Image segmentation, multi-modal data fusion, and patient-specific 3D model generation
AI-based fast 2D-3D registration between CT/MRI and x-ray images:
When an operation involves intervention around sensitive tissues such as vertebral column and nearby nerves, it is required to localize the surrounding tissues precisely for safe intervention. In the operation room, the tissues' locations can be confirmed in the middle of surgery by taking one or two X-ray images. One of the most representative methods for localizing tissues based on X-ray images is the intensity-based 2D-3D registration. This method involves generating synthetic X-ray images, measuring the similarity between the synthetic images and the real ones based on their intensities, and updating the tissues' locations to increase the similarity. This method is generally slow (i.e., not real-time) and very sensitive to the initial location guess.
We are developing an AI-based method to achieve fast registration without suffering from initial guess sensitivity for real-time use in the operation room. The method comprises two steps: (i) initial registration based on AI, and (ii) intensity-based micro-registration.

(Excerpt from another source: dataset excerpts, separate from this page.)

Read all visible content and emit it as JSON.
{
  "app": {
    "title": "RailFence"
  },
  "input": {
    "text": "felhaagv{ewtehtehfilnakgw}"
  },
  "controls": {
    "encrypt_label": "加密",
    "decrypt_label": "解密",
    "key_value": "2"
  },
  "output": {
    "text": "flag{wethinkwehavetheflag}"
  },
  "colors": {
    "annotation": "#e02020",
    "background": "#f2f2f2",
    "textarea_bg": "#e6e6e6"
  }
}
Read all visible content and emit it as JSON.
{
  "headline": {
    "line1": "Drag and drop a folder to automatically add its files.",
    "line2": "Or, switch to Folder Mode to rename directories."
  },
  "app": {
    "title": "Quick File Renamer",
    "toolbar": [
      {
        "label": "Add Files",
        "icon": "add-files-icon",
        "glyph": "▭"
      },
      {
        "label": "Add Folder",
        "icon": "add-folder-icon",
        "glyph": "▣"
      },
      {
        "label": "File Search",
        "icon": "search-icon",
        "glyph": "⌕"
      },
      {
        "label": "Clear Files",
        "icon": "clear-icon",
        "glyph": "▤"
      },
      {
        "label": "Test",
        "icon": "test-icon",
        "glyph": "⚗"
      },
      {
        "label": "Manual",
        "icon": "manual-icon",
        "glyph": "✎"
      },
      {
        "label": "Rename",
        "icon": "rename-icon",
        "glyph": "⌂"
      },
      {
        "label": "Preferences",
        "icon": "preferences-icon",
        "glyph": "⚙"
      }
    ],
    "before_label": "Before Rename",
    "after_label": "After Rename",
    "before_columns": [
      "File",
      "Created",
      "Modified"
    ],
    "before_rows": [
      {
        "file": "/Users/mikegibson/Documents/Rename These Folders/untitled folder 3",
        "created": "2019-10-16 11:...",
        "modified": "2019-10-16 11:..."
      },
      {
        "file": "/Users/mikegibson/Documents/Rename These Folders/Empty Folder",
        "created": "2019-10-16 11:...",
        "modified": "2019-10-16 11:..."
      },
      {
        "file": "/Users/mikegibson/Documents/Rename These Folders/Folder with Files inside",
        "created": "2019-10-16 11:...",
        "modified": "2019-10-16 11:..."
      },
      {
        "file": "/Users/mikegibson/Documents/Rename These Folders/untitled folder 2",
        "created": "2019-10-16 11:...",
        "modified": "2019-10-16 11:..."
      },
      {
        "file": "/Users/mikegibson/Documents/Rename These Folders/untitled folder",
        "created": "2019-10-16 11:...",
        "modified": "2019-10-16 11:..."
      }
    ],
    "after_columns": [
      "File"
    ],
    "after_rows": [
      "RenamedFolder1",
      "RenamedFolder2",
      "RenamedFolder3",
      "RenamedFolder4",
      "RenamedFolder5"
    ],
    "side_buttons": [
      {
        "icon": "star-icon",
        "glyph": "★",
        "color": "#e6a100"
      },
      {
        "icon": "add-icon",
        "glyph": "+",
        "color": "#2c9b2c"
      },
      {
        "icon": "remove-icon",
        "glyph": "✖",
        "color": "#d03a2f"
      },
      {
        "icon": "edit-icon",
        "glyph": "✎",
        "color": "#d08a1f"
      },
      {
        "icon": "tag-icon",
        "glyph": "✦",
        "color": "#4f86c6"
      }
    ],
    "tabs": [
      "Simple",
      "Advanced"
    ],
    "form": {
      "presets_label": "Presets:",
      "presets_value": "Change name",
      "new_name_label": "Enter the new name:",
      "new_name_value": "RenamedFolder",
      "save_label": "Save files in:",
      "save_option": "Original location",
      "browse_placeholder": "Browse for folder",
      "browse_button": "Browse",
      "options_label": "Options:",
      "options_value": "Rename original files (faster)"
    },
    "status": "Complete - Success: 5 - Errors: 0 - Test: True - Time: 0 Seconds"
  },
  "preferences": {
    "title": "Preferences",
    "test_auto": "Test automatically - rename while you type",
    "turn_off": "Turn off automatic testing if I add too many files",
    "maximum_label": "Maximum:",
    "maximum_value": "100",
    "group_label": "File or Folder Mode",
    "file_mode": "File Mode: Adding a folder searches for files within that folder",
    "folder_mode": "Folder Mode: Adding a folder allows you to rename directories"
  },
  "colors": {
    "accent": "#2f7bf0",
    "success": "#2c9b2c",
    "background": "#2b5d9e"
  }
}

AI-based medical image segmentation:
Numerous medical imaging techniques, including CT, MRI, PET, ultrasound, X-ray, etc., have been widely used in clinical practice due to its ability to visualize internal tissues, such as internal organs, bones, soft tissue, and blood vessels. Some of the imaging modalities also enable radiologists to distinguish between different tissue types and regions to identify abnormalities. As each imaging modality possesses unique abilities to visualize particular tissues, combining more than two imaging modalities could even enhance the capabilities of the individual imaging modality. However, identifying and labeling each tissue area is still considered to be a time-consuming task and can be accomplished by professionally trained experts only. Moreover, combining two different imaging modalities requires a lot of conditions to be considered.
In CMR, we are focusing on two topics in this regard. First, we are developing a deep-learning-based automatic image segmentation method that is trained based on pre-labeled data and used to segment body parts automatically. The technique has been applied to segment lumbar spines from CT data and intervertebral disc from MRI data. Second, we are also developing AI-based fusion techniques between CT and MRI data, including a generation of synthetic MRI data from CT data or vice versa. These techniques may enable us to visualize 3D lumbar spines with 3D spinal nerves and intervertebral discs in the same space.